Grapevine December 4, 2020: What comes next?

Movers and shakers in Israeli society.

SHAI ABRAMSON (photo credit: Courtesy)
(photo credit: Courtesy)
Unlike Israel’s fifth President Yitzhak Navon, President Reuven Rivlin has no intention of returning to politics once he completes his tenure, which ends in July 2021, two months ahead of his 82nd birthday.
Navon served at a time when it was possible for a president to remain in office for two five-year terms. He declined a second term and went back to politics, serving as Culture and Education Minister for six years. However, Navon was only 62 when he left the presidency.
On the other hand, Rivlin’s immediate predecessor, Shimon Peres, took office just a month before his 84th birthday, and concluded his tenure a month before his 91st. After that he became somewhat of an Israeli version of a latter-day Oracle of Delphi, as Israeli and foreign dignitaries alike beat a path to his door at the Peres Center for Peace and Innovation, on the Jaffa beachfront. Despite his advanced age, Peres was a very active president, touring the country and taking frequent trips abroad to Britain, France, Italy, Germany, Austria, Spain, Switzerland, The Netherlands, The Czech Republic, Croatia, Slovenia, Poland, Russia, Azerbaijan, Kazakhstan, Latvia, Lithuania, India, the US, China, Brazil, Argentina, Mexico and more.
Rivlin has also traveled extensively, but more in Israel than overseas. However, he believes that it’s time for him to take a rest and allow younger people into the fray.

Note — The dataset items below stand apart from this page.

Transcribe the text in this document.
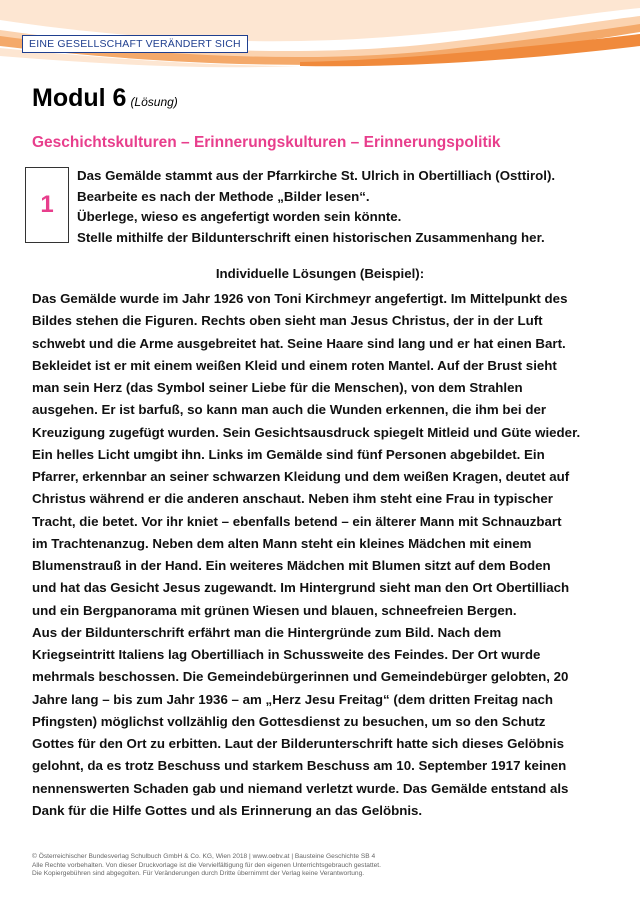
EINE GESELLSCHAFT VERÄNDERT SICH
Modul 6 (Lösung)
Geschichtskulturen – Erinnerungskulturen – Erinnerungspolitik
1
Das Gemälde stammt aus der Pfarrkirche St. Ulrich in Obertilliach (Osttirol).
Bearbeite es nach der Methode „Bilder lesen“.
Überlege, wieso es angefertigt worden sein könnte.
Stelle mithilfe der Bildunterschrift einen historischen Zusammenhang her.
Individuelle Lösungen (Beispiel):
Das Gemälde wurde im Jahr 1926 von Toni Kirchmeyr angefertigt. Im Mittelpunkt des
Bildes stehen die Figuren. Rechts oben sieht man Jesus Christus, der in der Luft
schwebt und die Arme ausgebreitet hat. Seine Haare sind lang und er hat einen Bart.
Bekleidet ist er mit einem weißen Kleid und einem roten Mantel. Auf der Brust sieht
man sein Herz (das Symbol seiner Liebe für die Menschen), von dem Strahlen
ausgehen. Er ist barfuß, so kann man auch die Wunden erkennen, die ihm bei der
Kreuzigung zugefügt wurden. Sein Gesichtsausdruck spiegelt Mitleid und Güte wieder.
Ein helles Licht umgibt ihn. Links im Gemälde sind fünf Personen abgebildet. Ein
Pfarrer, erkennbar an seiner schwarzen Kleidung und dem weißen Kragen, deutet auf
Christus während er die anderen anschaut. Neben ihm steht eine Frau in typischer
Tracht, die betet. Vor ihr kniet – ebenfalls betend – ein älterer Mann mit Schnauzbart
im Trachtenanzug. Neben dem alten Mann steht ein kleines Mädchen mit einem
Blumenstrauß in der Hand. Ein weiteres Mädchen mit Blumen sitzt auf dem Boden
und hat das Gesicht Jesus zugewandt. Im Hintergrund sieht man den Ort Obertilliach
und ein Bergpanorama mit grünen Wiesen und blauen, schneefreien Bergen.
Aus der Bildunterschrift erfährt man die Hintergründe zum Bild. Nach dem
Kriegseintritt Italiens lag Obertilliach in Schussweite des Feindes. Der Ort wurde
mehrmals beschossen. Die Gemeindebürgerinnen und Gemeindebürger gelobten, 20
Jahre lang – bis zum Jahr 1936 – am „Herz Jesu Freitag“ (dem dritten Freitag nach
Pfingsten) möglichst vollzählig den Gottesdienst zu besuchen, um so den Schutz
Gottes für den Ort zu erbitten. Laut der Bilderunterschrift hatte sich dieses Gelöbnis
gelohnt, da es trotz Beschuss und starkem Beschuss am 10. September 1917 keinen
nennenswerten Schaden gab und niemand verletzt wurde. Das Gemälde entstand als
Dank für die Hilfe Gottes und als Erinnerung an das Gelöbnis.
© Österreichischer Bundesverlag Schulbuch GmbH & Co. KG, Wien 2018 | www.oebv.at | Bausteine Geschichte SB 4
Alle Rechte vorbehalten. Von dieser Druckvorlage ist die Vervielfältigung für den eigenen Unterrichtsgebrauch gestattet.
Die Kopiergebühren sind abgegolten. Für Veränderungen durch Dritte übernimmt der Verlag keine Verantwortung.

Unlike Peres, who was easily accessible to the press, Rivlin has largely refrained from giving interviews, though he did make a notable exception this week, primarily because of the nature of the online publication represented by the journalist who interviewed him.

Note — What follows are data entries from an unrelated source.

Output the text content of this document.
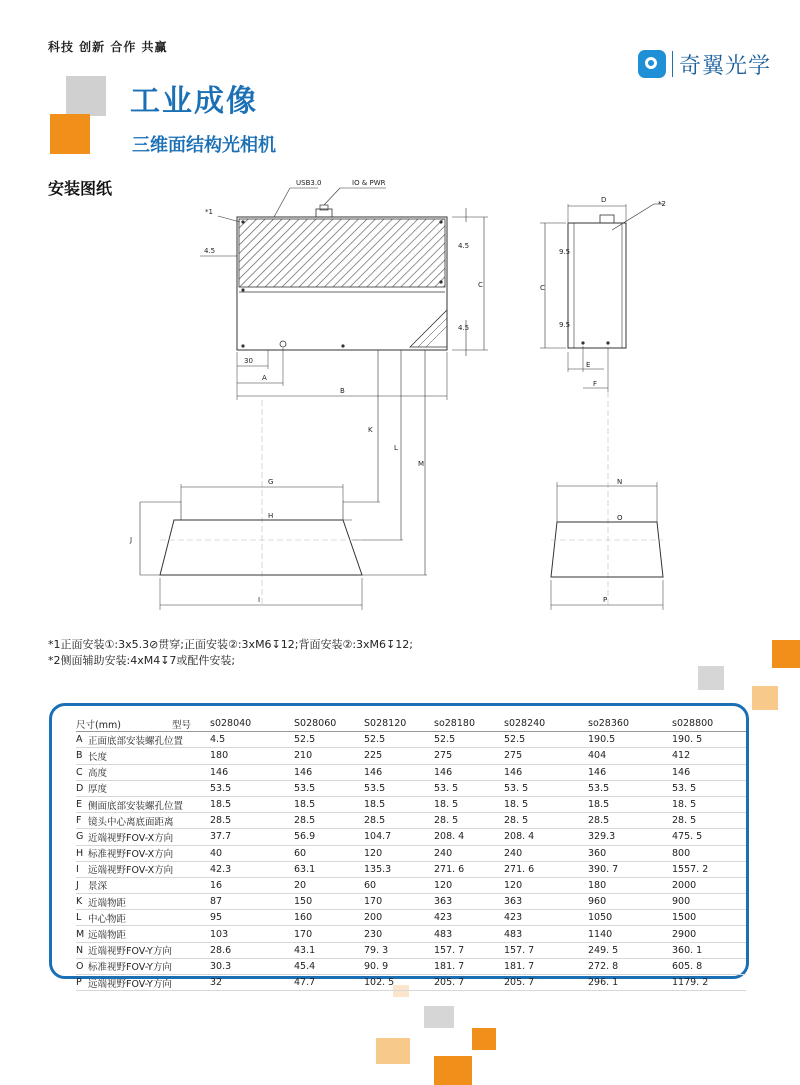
科技 创新 合作 共赢
奇翼光学
工业成像
三维面结构光相机
安装图纸	USB3.0	IO & PWR
*1
4.5
30
A
B
C
4.5
4.5
D	*2
C
9.5
9.5
E
F
K
L
M
G
H
J
I
N
O
P
*1正面安装①:3x5.3⊘贯穿;正面安装②:3xM6↧12;背面安装②:3xM6↧12;
*2侧面辅助安装:4xM4↧7或配件安装;
尺寸(mm) 型号		s028040	S028060	S028120	so28180	s028240	so28360	s028800
A	正面底部安装螺孔位置	4.5	52.5	52.5	52.5	52.5	190.5	190. 5
B	长度	180	210	225	275	275	404	412
C	高度	146	146	146	146	146	146	146
D	厚度	53.5	53.5	53.5	53. 5	53. 5	53.5	53. 5
E	侧面底部安装螺孔位置	18.5	18.5	18.5	18. 5	18. 5	18.5	18. 5
F	镜头中心离底面距离	28.5	28.5	28.5	28. 5	28. 5	28.5	28. 5
G	近端视野FOV-X方向	37.7	56.9	104.7	208. 4	208. 4	329.3	475. 5
H	标准视野FOV-X方向	40	60	120	240	240	360	800
I	远端视野FOV-X方向	42.3	63.1	135.3	271. 6	271. 6	390. 7	1557. 2
J	景深	16	20	60	120	120	180	2000
K	近端物距	87	150	170	363	363	960	900
L	中心物距	95	160	200	423	423	1050	1500
M	远端物距	103	170	230	483	483	1140	2900
N	近端视野FOV-Y方向	28.6	43.1	79. 3	157. 7	157. 7	249. 5	360. 1
O	标准视野FOV-Y方向	30.3	45.4	90. 9	181. 7	181. 7	272. 8	605. 8
P	远端视野FOV-Y方向	32	47.7	102. 5	205. 7	205. 7	296. 1	1179. 2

Because his late wife, Nechama, suffered from a visible disability, Rivlin has a soft spot for people with disabilities. He strongly believes that disabilities should not be a reason for denying people equal opportunities in the workforce or anywhere they are able to fulfill the required tasks. Thus, prior to the International Day of Peoples with Disabilities, Rivlin gave an interview to Uri Yitzhaki, 26, who works at Shavim, and is on the autistic spectrum. Shavim means “equals,” and it lives up to its title by training and employing writers who might not be accepted by employers at mainstream publications who make the mistake of judging them by their disabilities instead of by their abilities.
Shavim’s news items and features are mainly about people who collectively have a variety of disabilities, the Hebrew word for which means “limitations,” which is actually more appropriate.

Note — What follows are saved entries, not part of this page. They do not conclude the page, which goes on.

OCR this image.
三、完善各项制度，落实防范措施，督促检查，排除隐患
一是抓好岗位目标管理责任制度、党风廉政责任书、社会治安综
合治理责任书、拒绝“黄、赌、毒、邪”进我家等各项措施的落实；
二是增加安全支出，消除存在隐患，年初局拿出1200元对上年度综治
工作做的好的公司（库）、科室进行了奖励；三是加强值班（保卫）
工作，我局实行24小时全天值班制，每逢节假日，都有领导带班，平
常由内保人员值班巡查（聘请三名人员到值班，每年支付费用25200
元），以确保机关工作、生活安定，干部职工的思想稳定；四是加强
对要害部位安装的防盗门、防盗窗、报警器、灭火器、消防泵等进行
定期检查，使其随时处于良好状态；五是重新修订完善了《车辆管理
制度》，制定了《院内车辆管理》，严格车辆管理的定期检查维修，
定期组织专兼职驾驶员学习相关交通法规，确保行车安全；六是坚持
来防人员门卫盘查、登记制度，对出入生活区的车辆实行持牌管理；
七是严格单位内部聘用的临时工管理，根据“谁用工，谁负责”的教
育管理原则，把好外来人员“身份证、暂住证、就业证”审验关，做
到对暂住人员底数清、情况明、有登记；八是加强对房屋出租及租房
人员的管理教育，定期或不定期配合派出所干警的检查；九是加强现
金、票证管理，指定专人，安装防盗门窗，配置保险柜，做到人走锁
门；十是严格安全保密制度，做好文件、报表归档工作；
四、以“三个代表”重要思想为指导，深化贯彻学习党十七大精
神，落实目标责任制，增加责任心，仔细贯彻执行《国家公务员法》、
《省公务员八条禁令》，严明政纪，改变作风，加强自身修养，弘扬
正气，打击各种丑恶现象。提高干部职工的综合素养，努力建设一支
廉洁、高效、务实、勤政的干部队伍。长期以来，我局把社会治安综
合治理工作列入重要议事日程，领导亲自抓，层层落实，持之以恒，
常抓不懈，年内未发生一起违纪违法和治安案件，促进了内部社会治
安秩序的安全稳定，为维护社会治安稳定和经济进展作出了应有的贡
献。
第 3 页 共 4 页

Yitzhaki asked Rivlin whether he was contemplating a return to politics once his term is up.
Rivlin replied, “When I am ‘released’ I will be 82 years old. I think I deserve a bit of time off, no? I have served the state for many years – at the Jerusalem Municipality, in the Knesset, in the government, and as president of the State of Israel. It is very important that the veterans give advice to the country’s leaders, but I think that dealing with politics at the age of 82 is a bit far-fetched. I owe my family some time, and there are the grandchildren who I need to ‘compensate’ for the fact that their Saba was president for seven years, and before that 10 years as speaker of the Knesset and before that a member of Knesset and government minister, and so I think they deserve for me to be with them and not with politicians.”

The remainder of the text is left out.